ColumnistsPREMIUM

STREET DOGS: Stocks for turbulent times

Avoid highly cyclical and financially leveraged businesses such as banks, insurers and resource companies

Michel Pireu

Michel Pireu

Columnist

From Aoris Investment Management’s quarterly letter:

We actively avoid businesses that are not growing in value and those where we assess the risks of disappointment to be high.

As such we eschew, at all points in the cycle, highly cyclical and financially leveraged businesses such as banks, insurers and resource companies. We expect this to serve us well over the fulness of the current downcycle.

We also avoid telecoms, tobacco, gaming and most consumer staples, retailers and health-care businesses. The second group of companies has seen share prices perform relatively well since the onset of the downturn, benefiting from a perception of "safe haven". We see these companies as having risks and structural pressures that may have been temporarily forgotten but have not gone away, and we will benefit from avoiding them over our investment horizon.

The types of businesses we do seek to own are leaders in their market where the size and scale that comes with being the number one is a distinct advantage.

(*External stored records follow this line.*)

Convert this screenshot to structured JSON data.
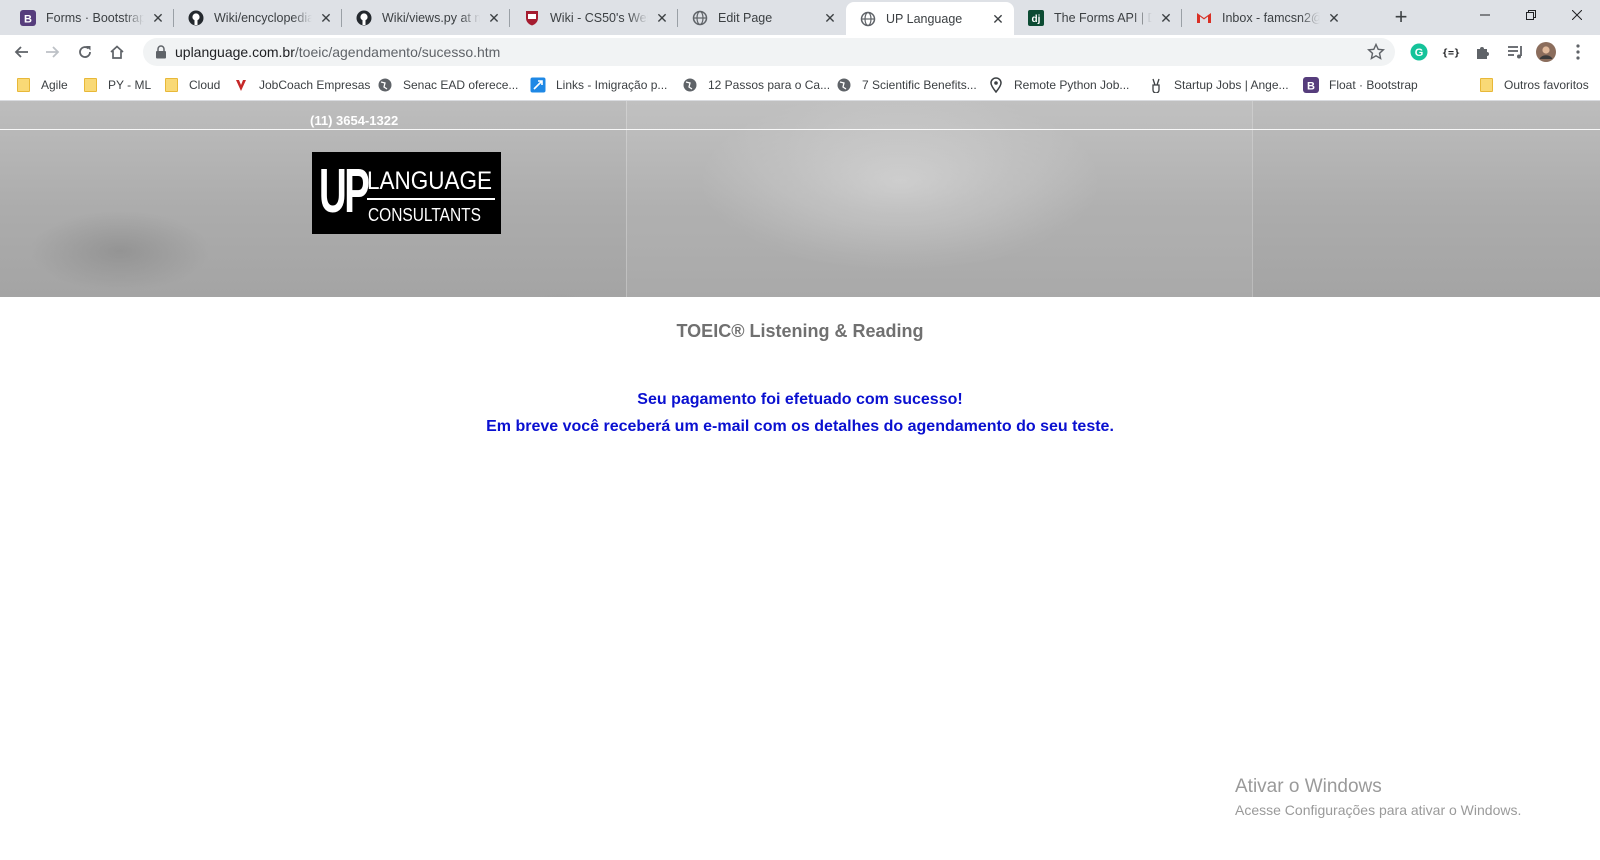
{
  "browser": {
    "tabs": [
      {
        "title": "Forms · Bootstrap",
        "icon": "bootstrap-icon"
      },
      {
        "title": "Wiki/encyclopedia at",
        "icon": "github-icon"
      },
      {
        "title": "Wiki/views.py at ma",
        "icon": "github-icon"
      },
      {
        "title": "Wiki - CS50's Web P",
        "icon": "harvard-shield-icon"
      },
      {
        "title": "Edit Page",
        "icon": "globe-icon"
      },
      {
        "title": "UP Language",
        "icon": "globe-icon",
        "active": true
      },
      {
        "title": "The Forms API | Djan",
        "icon": "django-icon"
      },
      {
        "title": "Inbox - famcsn2@g",
        "icon": "gmail-icon"
      }
    ],
    "new_tab": "+",
    "address": {
      "domain": "uplanguage.com.br",
      "path": "/toeic/agendamento/sucesso.htm"
    },
    "bookmarks": [
      {
        "label": "Agile",
        "icon": "folder-icon"
      },
      {
        "label": "PY - ML",
        "icon": "folder-icon"
      },
      {
        "label": "Cloud",
        "icon": "folder-icon"
      },
      {
        "label": "JobCoach Empresas",
        "icon": "jobcoach-icon"
      },
      {
        "label": "Senac EAD oferece...",
        "icon": "globe-icon"
      },
      {
        "label": "Links - Imigração p...",
        "icon": "link-icon"
      },
      {
        "label": "12 Passos para o Ca...",
        "icon": "globe-icon"
      },
      {
        "label": "7 Scientific Benefits...",
        "icon": "globe-icon"
      },
      {
        "label": "Remote Python Job...",
        "icon": "location-pin-icon"
      },
      {
        "label": "Startup Jobs | Ange...",
        "icon": "peace-hand-icon"
      },
      {
        "label": "Float · Bootstrap",
        "icon": "bootstrap-icon"
      },
      {
        "label": "Outros favoritos",
        "icon": "folder-icon"
      }
    ]
  },
  "page": {
    "phone": "(11) 3654-1322",
    "logo": {
      "big": "UP",
      "line1": "LANGUAGE",
      "line2": "CONSULTANTS"
    },
    "title": "TOEIC® Listening & Reading",
    "message_line1": "Seu pagamento foi efetuado com sucesso!",
    "message_line2": "Em breve você receberá um e-mail com os detalhes do agendamento do seu teste."
  },
  "watermark": {
    "title": "Ativar o Windows",
    "subtitle": "Acesse Configurações para ativar o Windows."
  },
  "colors": {
    "message": "#0a10d0",
    "title": "#707070"
  }
}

In order for businesses to become more valuable over time, it is not necessary that their earnings only ever increase. We fully expect to see earnings declines this year for most of our holdings. What we don’t want to see is the external environment resulting in any of our businesses becoming materially less valuable.

What we are looking to see from the companies we own is that they emerge from the downcycle competitively stronger. We expect them to take market share at a rate faster than normal, as weaker peers lose ground.

We consider a net debt to ebitda of below 2.5x to be comfortable. In the current environment we would prefer below 1.5x, though we give consideration to the degree of stability or cyclicality in the earnings of a particular business.